Theres a lot of talk of learning the skill to work in anime, but what seems to be swept under the rug more often than not is the legal barrier for entering an isolationist Japan. Those of us who wish to bet our lives on anime require permanent residency. Furthermore, permanent residency is required for starting up a company, for example opening an anime studio. While there are a number of ways to do it, for animators the options are much, much more limited. This thread is for outlining these options.
Disclaimer: I have never lived in Japan, I’m just using resources from online. Feel free to correct me where I’m wrong.
Foreigners without Japanese Citizenship qualifications can apply for permanent residency in as long as ten years or more of stay or as early as one, dictated by the type of visa you are staying with. Otherwise, your stays will be limited to a cycle of reentry. Without active recruitment campaigns from Japan your best bet is aiming for the most specialized visa possible. The hierarchy is as follows:
Highly Skilled Professional Visa (HSP or HSFP Visa): A work visa for a professional can apply for permanent residency after just three years of stay in Japan, in rare cases one year. Qualifications include, but are not limited to, a 10-30M yen annual salary (typical Japanese animator starting salaries are 1.1M) and high degree of education such as a Master’s. Precedents for animators acquiring this status are unknown despite recent Cool Japan campaigns. The highest rank in an anime production hits only 7.8M, so anyone getting this visa as an animator will change everything.
Work Visa: A special visa permitting stay under a Japanese company sponsorship that most animators will fall under. Period of stay: 5 years, 3 years, 1 year, 4 months (only for Business manager) or 3 months. Can apply for permanent residency after 10 years of consecutive stay, and must have a sustainable income (some places cited as 3 million yen annual salary). There is a language requirement as well, but there are other threads for this.
I.e. applicants must acquire this visa and extend it for the maximum length of 5 years both times and stay for all ten years if you wish to make your stay permanent. Note: you require documentation supporting your income, so all money earned from illegal contracting does NOT count.
General Visa (incl. Student Visa): Visas that fall under cultural exchange. Japanese language schools frequently sponsor student visas, which can last as long as 2 years. So you can stay for two years, then transition into a work visa for 5 years, then extend it for another 3 before applying for permanent residency.
You can also apply for permanent residency if you have been a spouse of a Japanese resident or national for three consecutive years.

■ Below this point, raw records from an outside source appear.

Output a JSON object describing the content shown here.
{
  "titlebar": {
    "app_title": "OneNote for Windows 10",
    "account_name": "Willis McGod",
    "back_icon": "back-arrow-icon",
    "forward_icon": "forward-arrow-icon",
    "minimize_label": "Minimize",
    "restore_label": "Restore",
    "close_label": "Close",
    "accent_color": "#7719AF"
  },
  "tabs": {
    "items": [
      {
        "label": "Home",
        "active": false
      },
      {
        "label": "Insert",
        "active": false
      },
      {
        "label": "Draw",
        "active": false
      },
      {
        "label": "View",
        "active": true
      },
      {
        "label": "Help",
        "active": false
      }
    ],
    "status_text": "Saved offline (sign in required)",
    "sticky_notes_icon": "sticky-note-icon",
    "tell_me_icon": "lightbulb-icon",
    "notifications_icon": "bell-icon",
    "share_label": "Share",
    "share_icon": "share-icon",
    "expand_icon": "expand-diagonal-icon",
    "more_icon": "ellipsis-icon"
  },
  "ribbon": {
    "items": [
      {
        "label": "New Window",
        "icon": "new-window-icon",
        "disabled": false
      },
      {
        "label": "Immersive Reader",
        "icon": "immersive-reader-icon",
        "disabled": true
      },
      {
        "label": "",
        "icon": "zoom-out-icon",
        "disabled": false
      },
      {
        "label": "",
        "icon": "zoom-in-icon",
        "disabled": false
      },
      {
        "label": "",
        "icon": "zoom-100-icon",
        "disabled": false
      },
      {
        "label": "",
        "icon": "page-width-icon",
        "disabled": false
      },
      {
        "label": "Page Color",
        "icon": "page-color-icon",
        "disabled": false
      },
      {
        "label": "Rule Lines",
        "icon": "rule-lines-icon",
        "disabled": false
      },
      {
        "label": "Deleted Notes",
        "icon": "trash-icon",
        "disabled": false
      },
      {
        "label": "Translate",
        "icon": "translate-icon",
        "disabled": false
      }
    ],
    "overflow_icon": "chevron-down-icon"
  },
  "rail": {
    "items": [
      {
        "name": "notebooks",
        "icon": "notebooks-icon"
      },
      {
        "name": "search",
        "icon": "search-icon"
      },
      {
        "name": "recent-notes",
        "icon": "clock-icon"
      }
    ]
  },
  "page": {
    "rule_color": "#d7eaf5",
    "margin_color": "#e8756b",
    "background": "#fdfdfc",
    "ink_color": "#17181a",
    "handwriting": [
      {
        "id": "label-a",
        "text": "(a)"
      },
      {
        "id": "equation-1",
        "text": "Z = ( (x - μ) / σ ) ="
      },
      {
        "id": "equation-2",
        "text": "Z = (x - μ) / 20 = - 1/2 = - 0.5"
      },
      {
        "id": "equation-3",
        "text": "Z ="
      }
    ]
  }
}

If you have a child on Japanese soil with a Japanese national, you might be granted long term resident status (requires additional citation). Those who have made “major contributions” to Japan can apply after 5 years (as far as animation goes, the only foreign product to win the Tokyo Animation Award in the 17 years since its inception was Frozen, and even then I doubt Jennifer Lee and Chris Buck even as directors alone can justify the film as a major contribution to Japan). There is a sub category in the Tokyo Anime Awards for foreign short films but their relationship to Permanent Residency application is dubious at best.
Note: in all cases, Japan requires you to renounce your citizenship for other countries in order to set up permanent residency.
Those of you who grinded through all that: congratulations! You now have an idea of how to get in. There are probably a lot more options I’m unaware of, but the final barrier short of marriage and making the next Frozen seems to be the permanent residency application requirement of 3 million in annual income, triple the starter animation salary, that you have to hit by then. Based on the anime annual salary guide, a production assistant hits $20,700 USD or 2.2M JPY while an episode director hits $24,860 USD or 2.7M JPY. A series director hits $47,000 USD, or 5.14M JPY. An executive producer hits $71800 USD, or 7.8M JPY
Given all this the question becomes how can you LEGALLY earn 3M JPY annually in 5 years after acquiring a work visa? Are there any studios or industry pros who earn above average income who can be used as a reference to this? Are there any current initiatives by foreigners that have achieved this already? Discuss.